In Minnesota, two charter authorizers have called for proposals from teachers seeking to create teacher-powered schools.

One of them, Innovative Quality Schools (IQS), wrote an RFP listing such schools as a highest priority for authorization. It says, "Teacher designed and led schools that use the 'collective teacher autonomy' model of leadership and organization to assure autonomy for the professional teachers. This model should demonstrate that professional teachers will design and lead the school. While this model would likely be applied to the entire school, applicants might want to consider a principal led school with a teacher led department or teacher led grade levels of the school."

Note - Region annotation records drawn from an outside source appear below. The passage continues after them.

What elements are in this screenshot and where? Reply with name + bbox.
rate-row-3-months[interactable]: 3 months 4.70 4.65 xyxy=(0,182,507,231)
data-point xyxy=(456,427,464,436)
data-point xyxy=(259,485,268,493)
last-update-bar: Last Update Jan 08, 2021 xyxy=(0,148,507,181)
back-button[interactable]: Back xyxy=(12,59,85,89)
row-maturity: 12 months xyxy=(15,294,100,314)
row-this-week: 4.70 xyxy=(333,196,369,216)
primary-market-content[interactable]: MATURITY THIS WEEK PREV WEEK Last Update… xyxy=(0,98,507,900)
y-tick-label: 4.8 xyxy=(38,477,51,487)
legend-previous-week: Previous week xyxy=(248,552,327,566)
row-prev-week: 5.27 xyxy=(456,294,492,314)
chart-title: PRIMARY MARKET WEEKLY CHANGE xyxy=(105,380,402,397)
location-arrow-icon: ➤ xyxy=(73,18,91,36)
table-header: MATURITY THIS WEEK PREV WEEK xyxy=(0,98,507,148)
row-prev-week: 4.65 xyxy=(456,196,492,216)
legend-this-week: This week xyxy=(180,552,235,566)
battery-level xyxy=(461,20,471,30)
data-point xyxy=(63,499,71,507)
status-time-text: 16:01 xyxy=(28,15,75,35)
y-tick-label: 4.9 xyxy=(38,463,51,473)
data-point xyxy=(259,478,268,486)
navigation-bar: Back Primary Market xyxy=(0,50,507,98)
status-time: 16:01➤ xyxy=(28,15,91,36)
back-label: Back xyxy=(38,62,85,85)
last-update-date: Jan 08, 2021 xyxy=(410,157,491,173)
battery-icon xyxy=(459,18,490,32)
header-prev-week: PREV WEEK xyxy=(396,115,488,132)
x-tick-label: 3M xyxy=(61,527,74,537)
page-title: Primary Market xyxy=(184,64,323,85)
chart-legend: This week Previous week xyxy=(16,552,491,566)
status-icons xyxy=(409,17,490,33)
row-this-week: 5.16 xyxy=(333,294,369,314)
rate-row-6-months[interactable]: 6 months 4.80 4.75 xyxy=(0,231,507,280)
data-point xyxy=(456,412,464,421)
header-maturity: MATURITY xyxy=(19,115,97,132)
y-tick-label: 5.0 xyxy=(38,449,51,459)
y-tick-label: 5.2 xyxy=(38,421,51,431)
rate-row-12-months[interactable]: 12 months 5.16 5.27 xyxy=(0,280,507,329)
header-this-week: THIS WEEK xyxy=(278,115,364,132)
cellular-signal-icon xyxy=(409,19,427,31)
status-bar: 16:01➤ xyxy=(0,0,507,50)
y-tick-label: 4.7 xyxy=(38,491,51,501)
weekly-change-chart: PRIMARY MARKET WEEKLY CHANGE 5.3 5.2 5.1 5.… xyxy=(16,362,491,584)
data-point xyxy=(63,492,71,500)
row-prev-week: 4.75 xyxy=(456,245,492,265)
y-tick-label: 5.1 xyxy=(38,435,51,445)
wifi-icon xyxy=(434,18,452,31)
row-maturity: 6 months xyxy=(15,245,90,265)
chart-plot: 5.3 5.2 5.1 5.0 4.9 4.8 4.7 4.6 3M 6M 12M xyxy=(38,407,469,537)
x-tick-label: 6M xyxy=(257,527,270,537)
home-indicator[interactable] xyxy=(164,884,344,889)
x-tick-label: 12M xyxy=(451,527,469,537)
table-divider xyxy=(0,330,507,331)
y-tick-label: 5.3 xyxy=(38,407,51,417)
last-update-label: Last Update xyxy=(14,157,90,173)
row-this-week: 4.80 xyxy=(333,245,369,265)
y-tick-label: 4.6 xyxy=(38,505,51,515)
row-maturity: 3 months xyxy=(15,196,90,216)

The second, the Minnesota Guild of Public Charter Schools, was created with support from the American Federation of Teachers. The Guild seeks to be a national model for charter school authorizers by advancing the original vision of the charter school model, in which teachers are professionally organized and work to create innovative and research-based schools that rely on teacher expertise to identify and use effective teaching strategies, promote engaged student learning, create educational autonomy, ensure effective oranization, and develop shared management.

Both IQS and The Guild are organized as single purpose charter authorizers and are approved by the state. A single purpose authorizer exists only to authorize charter schools--that's it. In Minnesota, this has encouraged the creation of authorizers that see it as their job to encourage innovation in the sector. To learn more about Minnesota's single purpose authorizer law, read this bill summary prepared by Borenstein and McVeigh Law Office LLC.

Might chartering be a means for teachers in your state to secure collective autonomy to design and run schools? How might your state's charter authorizing laws be changed to encourage the creation of authorizers interested in innovation led by teachers?